Quality of Herbal Products
Quality of Herbal Products
February 2000; Volume 2: 12-13
By Tieraona Low Dog, MD
Practitioners and consumers are uncertain about which criteria to use in comparing the quality of different herbal products. The few people who really know which criteria to apply are those who are actively involved in product manufacture and often provide information that is "biased" in favor of their own procedures. This makes objective comparison for the herbal practitioner very difficult: It often becomes a case of "Whom do I believe?" The following questions should be considered when discussing the quality of herbs:
Have we been sold the correct species?
To answer any of these questions, a certificate of analysis is required. Any certificate must name the plant species and then justify the accurate naming of the species with the following information: microscopic appearance, odor, taste, microanalysis (including thin layer chromatography), and knowledge of the collection location.
Is the herb clean?
Testing an herb’s cleanliness will give an overall picture of purity and quality, and will provide information regarding soil contamination and contamination from other organic sources, including the less desirable parts of the same plant. This is most commonly done by testing for the total ash and acid insoluble ash content.
Is the sample pure? Do we have the correct part of the plant? Is there any contamination?
Macroscopic and microscopic tests give a good indication as to the sample’s purity. One can usually see overt contamination from other plant material and from the less desirable part of the same plant. A small level of contamination with non-specific organic matter (less than 2%) is allowable.
Has the plant been harvested at the correct time?
For example, roots should be collected in the autumn or early spring when sugars, nutrients, etc. have descended back into or not started to rise from the root. The test which most closely correlates to this question determines the water soluble extractive content of the herb.
Has the company used sound extraction techniques to obtain the full range of active constituents?
Herbal products should be standardized to ensure that they are high quality and contain a consistent level of the therapeutically active plant constituent. (See Alternative Therapies in Women’s Health, July 1999, pp. 57-59.)

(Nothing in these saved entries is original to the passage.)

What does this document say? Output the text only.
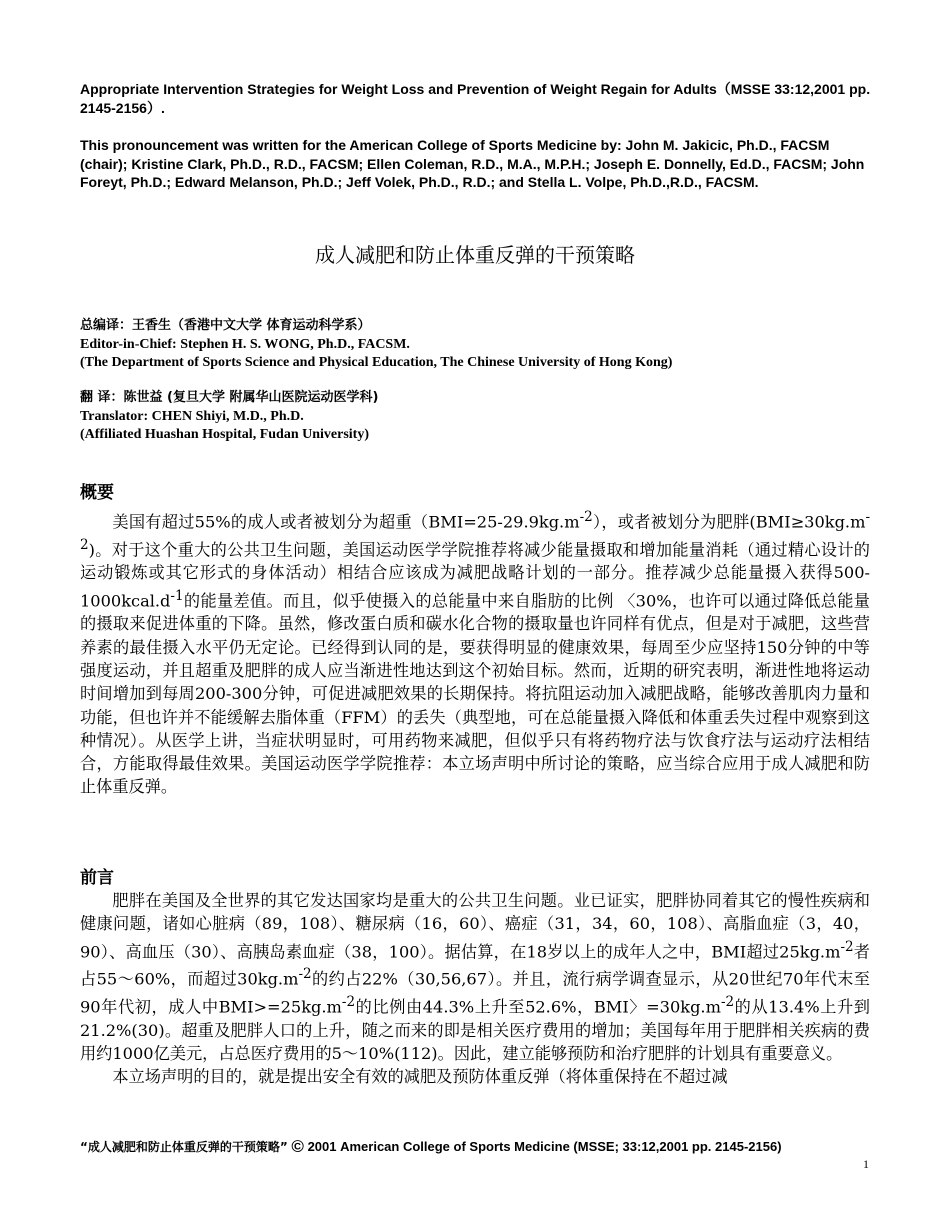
Appropriate Intervention Strategies for Weight Loss and Prevention of Weight Regain for Adults（MSSE 33:12,2001 pp. 2145-2156）.
This pronouncement was written for the American College of Sports Medicine by: John M. Jakicic, Ph.D., FACSM (chair); Kristine Clark, Ph.D., R.D., FACSM; Ellen Coleman, R.D., M.A., M.P.H.; Joseph E. Donnelly, Ed.D., FACSM; John Foreyt, Ph.D.; Edward Melanson, Ph.D.; Jeff Volek, Ph.D., R.D.; and Stella L. Volpe, Ph.D.,R.D., FACSM.
成人减肥和防止体重反弹的干预策略
总编译：王香生（香港中文大学 体育运动科学系）
Editor-in-Chief: Stephen H. S. WONG, Ph.D., FACSM.
(The Department of Sports Science and Physical Education, The Chinese University of Hong Kong)
翻 译：陈世益 (复旦大学 附属华山医院运动医学科)
Translator: CHEN Shiyi, M.D., Ph.D.
(Affiliated Huashan Hospital, Fudan University)
概要

美国有超过55%的成人或者被划分为超重$(BMI=25-29.9kg.m^{-2})$，或者被划分为肥胖$(BMI\ge 30kg.m^{-2})$。对于这个重大的公共卫生问题，美国运动医学学院推荐将减少能量摄取和增加能量消耗（通过精心设计的运动锻炼或其它形式的身体活动）相结合应该成为减肥战略计划的一部分。推荐减少总能量摄入获得$500-1000kcal.d^{-1}$的能量差值。而且，似乎使摄入的总能量中来自脂肪的比例 〈30%，也许可以通过降低总能量的摄取来促进体重的下降。虽然，修改蛋白质和碳水化合物的摄取量也许同样有优点，但是对于减肥，这些营养素的最佳摄入水平仍无定论。已经得到认同的是，要获得明显的健康效果，每周至少应坚持150分钟的中等强度运动，并且超重及肥胖的成人应当渐进性地达到这个初始目标。然而，近期的研究表明，渐进性地将运动时间增加到每周200-300分钟，可促进减肥效果的长期保持。将抗阻运动加入减肥战略，能够改善肌肉力量和功能，但也许并不能缓解去脂体重（FFM）的丢失（典型地，可在总能量摄入降低和体重丢失过程中观察到这种情况）。从医学上讲，当症状明显时，可用药物来减肥，但似乎只有将药物疗法与饮食疗法与运动疗法相结合，方能取得最佳效果。美国运动医学学院推荐：本立场声明中所讨论的策略，应当综合应用于成人减肥和防止体重反弹。

前言

肥胖在美国及全世界的其它发达国家均是重大的公共卫生问题。业已证实，肥胖协同着其它的慢性疾病和健康问题，诸如心脏病（89，108）、糖尿病（16，60）、癌症（31，34，60，108）、高脂血症（3，40，90）、高血压（30）、高胰岛素血症（38，100）。据估算，在18岁以上的成年人之中，BMI超过$25kg.m^{-2}$者占55～60%，而超过$30kg.m^{-2}$的约占22%（30,56,67）。并且，流行病学调查显示，从20世纪70年代末至90年代初，成人中$BMI>=25kg.m^{-2}$的比例由44.3%上升至52.6%，BMI〉$=30kg.m^{-2}$的从13.4%上升到21.2%(30)。超重及肥胖人口的上升，随之而来的即是相关医疗费用的增加；美国每年用于肥胖相关疾病的费用约1000亿美元，占总医疗费用的5～10%(112)。因此，建立能够预防和治疗肥胖的计划具有重要意义。

本立场声明的目的，就是提出安全有效的减肥及预防体重反弹（将体重保持在不超过减

“成人减肥和防止体重反弹的干预策略” © 2001 American College of Sports Medicine (MSSE; 33:12,2001 pp. 2145-2156)
1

Have any known markers been assayed?
In a significant number of cases, it is desirable to know the levels of certain active constituents—the tropane or berberine alkaloids for example. This allows us to achieve safe therapeutic doses and avoid potential problems of toxicity.
Has the herb been sufficiently dried and well prepared?
Appearances can be deceiving. A dried herb should contain a total yeast and mold count of less than 100 organisms/g. Figures of 10,000 organisms/g are commonplace, and this often correlates with a high moisture content.
Is the herb organic, collected in the wild, or commercially cultivated?
Clearly we should avoid commercially cultivated products where spraying has been employed. However, there is no available evidence to suggest that one technique regularly yields products with lower pesticide residues than another since contamination is possible on any crop or wild area due to water- or wind-borne pollution.
Has a microbiological assay been performed?
Microbiological assays are becoming more and more important as legislation worldwide tightens with regard to herbal remedies. Limits that have already been set in Europe include total viable count, total number of live microorganisms, total yeast and molds, coliform count, E. coli, and Salmonella.
Have pesticide residues been checked?
For the most part, pesticide analyses are not routinely undertaken except in those cases where specific problems are known to exist. Isolated problems do occur, however, and these tend to be country specific. With the gradual increase in medicinal herb cultivation it will be interesting to see if this potential problem worsens.
Do I trust the information and documentation (if any) provided?
Different individuals place emphasis on different areas. For some, it may be more important that an herb is organic rather than tested by a specific active assay, while for others precisely the opposite is true. Unfortunately, to find both is a rarity.